2014. El despertador de Ana suena a las siete en punto de la mañana en su piso de El Prat de Llobregat. Desayuno y ducha rápida. Autobús y metro. Una hora de trayecto y alguna que otra cabezada después, se sienta frente a una pantalla de ordenador durante casi todo el día... el día que tenía horario. De profesión: experta en seguridad informática en una prestigiosa empresa catalana.

2020. No hay despertador. No hay prisa. No hay estrés. Se levanta sobre las nueve o nueve y media en su casa de Manzanal de Arriba. Ducha tranquila. Cinco minutos a pie y ya está en su nuevo puesto de trabajo: una explotación de 300 ovejas de raza castellana y merina a los pies de la Sierra de la Culebra.

Cuando Ana Porcel Peláez decidió cambiar de vida, todo el mundo le dijo que estaba loca. Pero como ella misma dice, "a veces uno tiene claro lo que quiere y hay que luchar por ello". Y ella lo tenía claro desde pequeña, cuando veía a su abuelo feliz con una docena de ovejas por el campo.

Lejos de estar sola en este nuevo proyecto de vida, esta joven informática ha contado desde el primer minuto con el apoyo incondicional de su madre y de una voluntaria, quienes la ayudan a cuidar del rebaño dando ejemplo de sororidad en un sector y un medio tradicionalmente masculinizados.

"En las zonas rurales es difícil que llegue alguien nuevo. Están acostumbrados a que cambien pocas cosas, a que todo el mundo se vaya". No que venga. Y menos, una mujer. Y más, sin marido. "Es que sin un hombre... ¿dónde vas?", le han llegado a espetar. Reconoce que "no lo ponen fácil", pero "una vez instalada, te ganas su respeto". Cuando la multinacional para la que trabajaba no logró librarse de los ERE, surgió la oportunidad. "Era el momento idóneo. O me voy ahora, o no me voy", pensó. Cogió sus bártulos y se volvió al pueblo.
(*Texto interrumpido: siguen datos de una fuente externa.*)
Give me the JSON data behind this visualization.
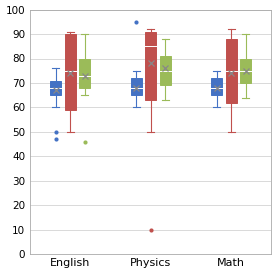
{
  "groups": [
    "English",
    "Physics",
    "Math"
  ],
  "series": {
    "blue": {
      "color": "#4472C4",
      "boxes": [
        {
          "q1": 65,
          "q3": 71,
          "med": 68,
          "mean": 67,
          "whislo": 60,
          "whishi": 76,
          "fliers": [
            47,
            50
          ]
        },
        {
          "q1": 65,
          "q3": 72,
          "med": 68,
          "mean": 68,
          "whislo": 60,
          "whishi": 75,
          "fliers": [
            95
          ]
        },
        {
          "q1": 65,
          "q3": 72,
          "med": 68,
          "mean": 68,
          "whislo": 60,
          "whishi": 75,
          "fliers": []
        }
      ]
    },
    "red": {
      "color": "#C0504D",
      "boxes": [
        {
          "q1": 59,
          "q3": 90,
          "med": 75,
          "mean": 74,
          "whislo": 50,
          "whishi": 91,
          "fliers": []
        },
        {
          "q1": 63,
          "q3": 91,
          "med": 85,
          "mean": 78,
          "whislo": 50,
          "whishi": 92,
          "fliers": [
            10
          ]
        },
        {
          "q1": 62,
          "q3": 88,
          "med": 75,
          "mean": 74,
          "whislo": 50,
          "whishi": 92,
          "fliers": []
        }
      ]
    },
    "green": {
      "color": "#9BBB59",
      "boxes": [
        {
          "q1": 68,
          "q3": 80,
          "med": 73,
          "mean": 73,
          "whislo": 65,
          "whishi": 90,
          "fliers": [
            46
          ]
        },
        {
          "q1": 69,
          "q3": 81,
          "med": 75,
          "mean": 76,
          "whislo": 63,
          "whishi": 88,
          "fliers": []
        },
        {
          "q1": 70,
          "q3": 80,
          "med": 75,
          "mean": 75,
          "whislo": 64,
          "whishi": 90,
          "fliers": []
        }
      ]
    }
  },
  "ylim": [
    0,
    100
  ],
  "yticks": [
    0,
    10,
    20,
    30,
    40,
    50,
    60,
    70,
    80,
    90,
    100
  ],
  "background_color": "#FFFFFF",
  "grid_color": "#D3D3D3",
  "box_width": 0.14,
  "offsets": [
    -0.18,
    0.0,
    0.18
  ],
  "tick_fontsize": 7.5,
  "label_fontsize": 8
}
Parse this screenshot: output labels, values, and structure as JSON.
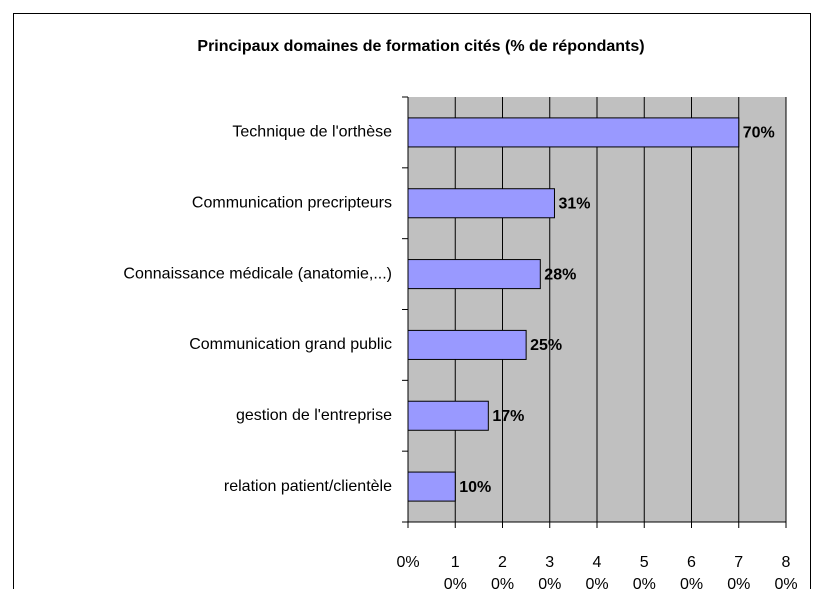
{
  "chart_data": {
    "type": "bar",
    "orientation": "horizontal",
    "title": "Principaux domaines de formation cités (% de répondants)",
    "categories": [
      "Technique de l'orthèse",
      "Communication precripteurs",
      "Connaissance médicale (anatomie,...)",
      "Communication grand public",
      "gestion de l'entreprise",
      "relation patient/clientèle"
    ],
    "values": [
      70,
      31,
      28,
      25,
      17,
      10
    ],
    "value_labels": [
      "70%",
      "31%",
      "28%",
      "25%",
      "17%",
      "10%"
    ],
    "color": "#9999ff",
    "xlim": [
      0,
      80
    ],
    "xticks": [
      {
        "value": 0,
        "label": "0%"
      },
      {
        "value": 10,
        "label": "10%"
      },
      {
        "value": 20,
        "label": "20%"
      },
      {
        "value": 30,
        "label": "30%"
      },
      {
        "value": 40,
        "label": "40%"
      },
      {
        "value": 50,
        "label": "50%"
      },
      {
        "value": 60,
        "label": "60%"
      },
      {
        "value": 70,
        "label": "70%"
      },
      {
        "value": 80,
        "label": "80%"
      }
    ],
    "grid": true
  }
}
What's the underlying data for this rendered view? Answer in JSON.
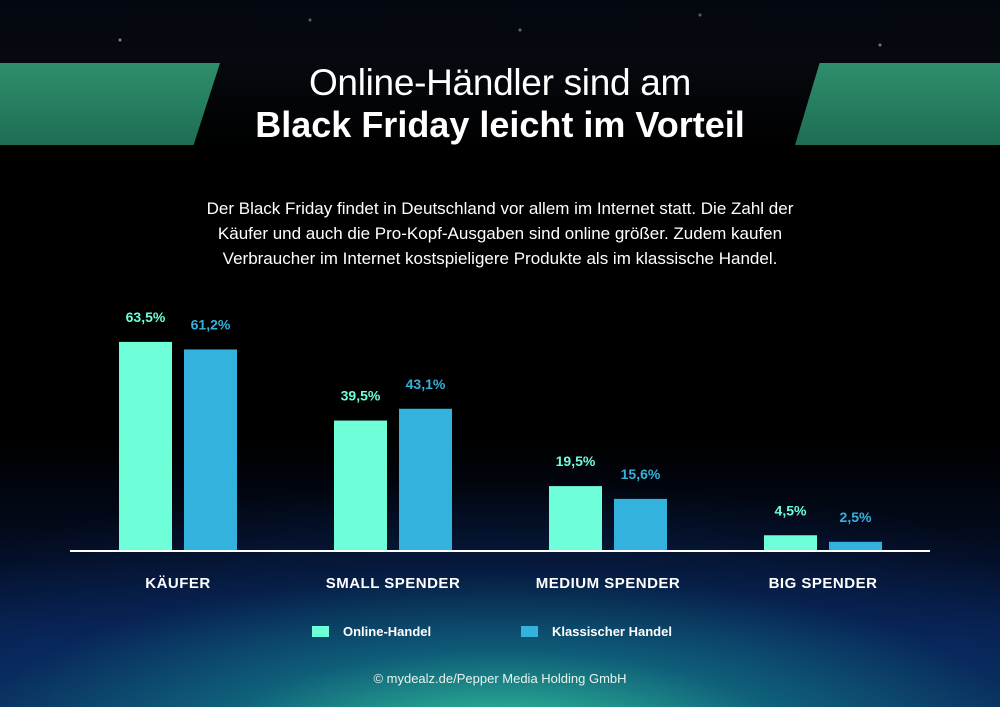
{
  "title": {
    "line1": "Online-Händler sind am",
    "line2": "Black Friday leicht im Vorteil"
  },
  "intro": [
    "Der Black Friday findet in Deutschland vor allem im Internet statt. Die Zahl der",
    "Käufer und auch die Pro-Kopf-Ausgaben sind online größer. Zudem kaufen",
    "Verbraucher im Internet kostspieligere Produkte als im klassische Handel."
  ],
  "chart_data": {
    "type": "bar",
    "categories": [
      "KÄUFER",
      "SMALL SPENDER",
      "MEDIUM SPENDER",
      "BIG SPENDER"
    ],
    "series": [
      {
        "name": "Online-Handel",
        "color": "#6effd9",
        "values": [
          63.5,
          39.5,
          19.5,
          4.5
        ],
        "labels": [
          "63,5%",
          "39,5%",
          "19,5%",
          "4,5%"
        ]
      },
      {
        "name": "Klassischer Handel",
        "color": "#33b2dd",
        "values": [
          61.2,
          43.1,
          15.6,
          2.5
        ],
        "labels": [
          "61,2%",
          "43,1%",
          "15,6%",
          "2,5%"
        ]
      }
    ],
    "ylim": [
      0,
      65
    ],
    "grid": false,
    "legend_position": "bottom"
  },
  "footer": {
    "credit": "© mydealz.de/Pepper Media Holding GmbH"
  }
}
¿En qué ha cambiado su vida desde entonces? "En todo. Desde el aire que respiras, hasta el poder tener animales de autoconsumo, o poder dedicarte a la naturaleza.

Allí no hay pasto, no hay nada, allí es hormigón, cemento y nada más", resume.

No obstante, Ana Porcel no se deja cegar por el entorno idílico e identifica sus carencias, como la dureza del invierno, la falta una oferta cultural o el aislamiento social. "Los inviernos son muy fríos, el cine te queda a cien kilómetros, siempre hay mucha distancia de por medio para quedar con los amigos y aquí somos cuatro", reconoce.

"Al final, irte de un sitio donde te ganas la vida muy bien a venir a cuidar animales, a pasar frío o a pasar calor, te tiene que gustar y punto. No hay otra".

La historia de esta joven zamorana de raíces sanabresas no es solo una de retorno a la España Vaciada. Sino también una historia de empoderamiento de la mujer en el sector primario del medio rural, un espacio aún por conquistar.